Yeni nesil Türk tiyatrosu tabuları yıkıyor
Bu yıl ülkemizin tiyatro salonları çok farklı oyunlara ev sahipliği yaptı
Kimi oyun tepkiler alırken kimi oyun kapalı gişe oynayarak kendine has izleyicisini kazandı. Tiyatrolarımız oynandıkları mekanlar, içinde barındırdığı konular ve seyircisinin yüzüne vura vura anlattıklarıyla marjinalliğin sınırlarını zorladı. Yeni hikâyeleri ve şapka çıkarılacak oyunculuklarla kapısını aralayan özel tiyatrolarda sezon kapanmak üzere ve daha iddialı yapımlar yerini alacak. Hayalgücünün sınırlarını zorlayan ve sezonun en dikkat çekici oyunlarını gözden geçirdik. 27 Mart Dünya Tiyatrolar Günü nedeniyle bugün birçok yerde indirimli oynanan oyunları izlemek için koltuğunuzu ayırtmayı unutmayın.
Alışveriş ve S***ş (Dot)
Yazan: Mark Ravenhill Yöneten: Murat Daltaban Oyuncular: Ece Dizdar, Tuğrul Tülek, Serkan Altunorak, İbrahim Selim, Mert Can Sevimli
Sahneye çıktığı günden beri Dot Tiyatrosu’nun en çok konuşulan oyunlarından biri oldu. “In-your-face” yani yüzüne yüzüne tiyatro akımının belirgin izleri de bu oyunda... Kaybolmuş bir kuşak ele alınıyor. Oyunun karakterleri 20’li yaşlarında. Bağımlı bir adam, erkek bir fahişe ve iş bulma uğruna soyunacak kadar cesur bir kadın... Oyundaki her şey tahrik etme ve tahrik olma duygularının üzerine kurulu. Seksin bile değer yargılarını yıkan duygu patlamaları, 900’lü hatlarda yalnızlığını kapatmaya çalışan insanlar ve uyuşturucunun kaybettiği dünyalar... Oyuncular, “Oyun insanlığın artık satılık olmasından bahsediyor. Çok ciddi bir sistem eleştirisi var” diyor. Alışveriş ve S***ş isminden dolayı çok kez eleştirildi... Müzik tercihi olarak da yüksek sesli rock kulağımızın pasını siliyor.

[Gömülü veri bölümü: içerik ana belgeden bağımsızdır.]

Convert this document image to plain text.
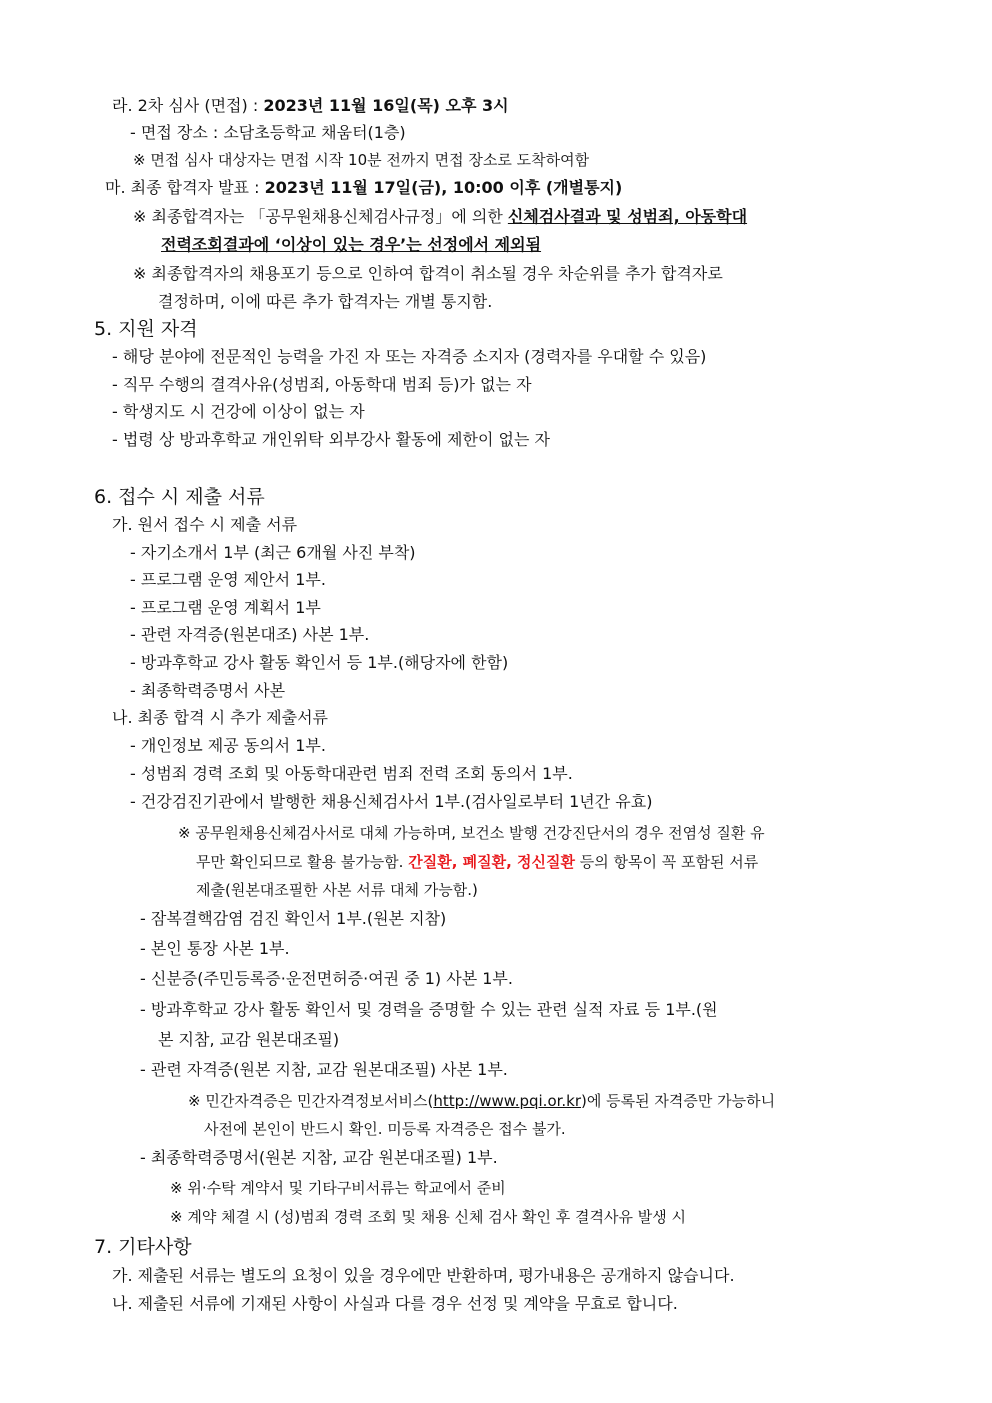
라. 2차 심사 (면접) : 2023년 11월 16일(목) 오후 3시
- 면접 장소 : 소담초등학교 채움터(1층)
※ 면접 심사 대상자는 면접 시작 10분 전까지 면접 장소로 도착하여함
마. 최종 합격자 발표 : 2023년 11월 17일(금), 10:00 이후 (개별통지)
※ 최종합격자는 「공무원채용신체검사규정」에 의한 신체검사결과 및 성범죄, 아동학대
전력조회결과에 ‘이상이 있는 경우’는 선정에서 제외됨
※ 최종합격자의 채용포기 등으로 인하여 합격이 취소될 경우 차순위를 추가 합격자로
결정하며, 이에 따른 추가 합격자는 개별 통지함.
5. 지원 자격
- 해당 분야에 전문적인 능력을 가진 자 또는 자격증 소지자 (경력자를 우대할 수 있음)
- 직무 수행의 결격사유(성범죄, 아동학대 범죄 등)가 없는 자
- 학생지도 시 건강에 이상이 없는 자
- 법령 상 방과후학교 개인위탁 외부강사 활동에 제한이 없는 자
6. 접수 시 제출 서류
가. 원서 접수 시 제출 서류
- 자기소개서 1부 (최근 6개월 사진 부착)
- 프로그램 운영 제안서 1부.
- 프로그램 운영 계획서 1부
- 관련 자격증(원본대조) 사본 1부.
- 방과후학교 강사 활동 확인서 등 1부.(해당자에 한함)
- 최종학력증명서 사본
나. 최종 합격 시 추가 제출서류
- 개인정보 제공 동의서 1부.
- 성범죄 경력 조회 및 아동학대관련 범죄 전력 조회 동의서 1부.
- 건강검진기관에서 발행한 채용신체검사서 1부.(검사일로부터 1년간 유효)
※ 공무원채용신체검사서로 대체 가능하며, 보건소 발행 건강진단서의 경우 전염성 질환 유
무만 확인되므로 활용 불가능함. 간질환, 폐질환, 정신질환 등의 항목이 꼭 포함된 서류
제출(원본대조필한 사본 서류 대체 가능함.)
- 잠복결핵감염 검진 확인서 1부.(원본 지참)
- 본인 통장 사본 1부.
- 신분증(주민등록증·운전면허증·여권 중 1) 사본 1부.
- 방과후학교 강사 활동 확인서 및 경력을 증명할 수 있는 관련 실적 자료 등 1부.(원
본 지참, 교감 원본대조필)
- 관련 자격증(원본 지참, 교감 원본대조필) 사본 1부.
※ 민간자격증은 민간자격정보서비스(http://www.pqi.or.kr)에 등록된 자격증만 가능하니
사전에 본인이 반드시 확인. 미등록 자격증은 접수 불가.
- 최종학력증명서(원본 지참, 교감 원본대조필) 1부.
※ 위·수탁 계약서 및 기타구비서류는 학교에서 준비
※ 계약 체결 시 (성)범죄 경력 조회 및 채용 신체 검사 확인 후 결격사유 발생 시
7. 기타사항
가. 제출된 서류는 별도의 요청이 있을 경우에만 반환하며, 평가내용은 공개하지 않습니다.
나. 제출된 서류에 기재된 사항이 사실과 다를 경우 선정 및 계약을 무효로 합니다.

Oyundaki diğer bir dikkat unsuru karamsar hayatların anlatıldığı durum komedisi. Alışveriş ve S***ş’in esas konusu olan insanların alışveriş ve sekse bağımlıklarını, parçalanan yemekler arasında izliyorsunuz. Bu kaybolmuşluğa içten içe üzülüyorsunuz. Londra kökenli oyunun Türk izleyicisi ile buluşurken de senaryosunda hiçbir fark olmamış. Sadece izleyicilerin kızgın olduğu durum 90’larda sahnelenen bu oyunun neden bu kadar geç bize izletildiği. Herkesin hem fikir olduğu nokta ise sinema filmi izler gibi bir oyun izleyeceğiniz.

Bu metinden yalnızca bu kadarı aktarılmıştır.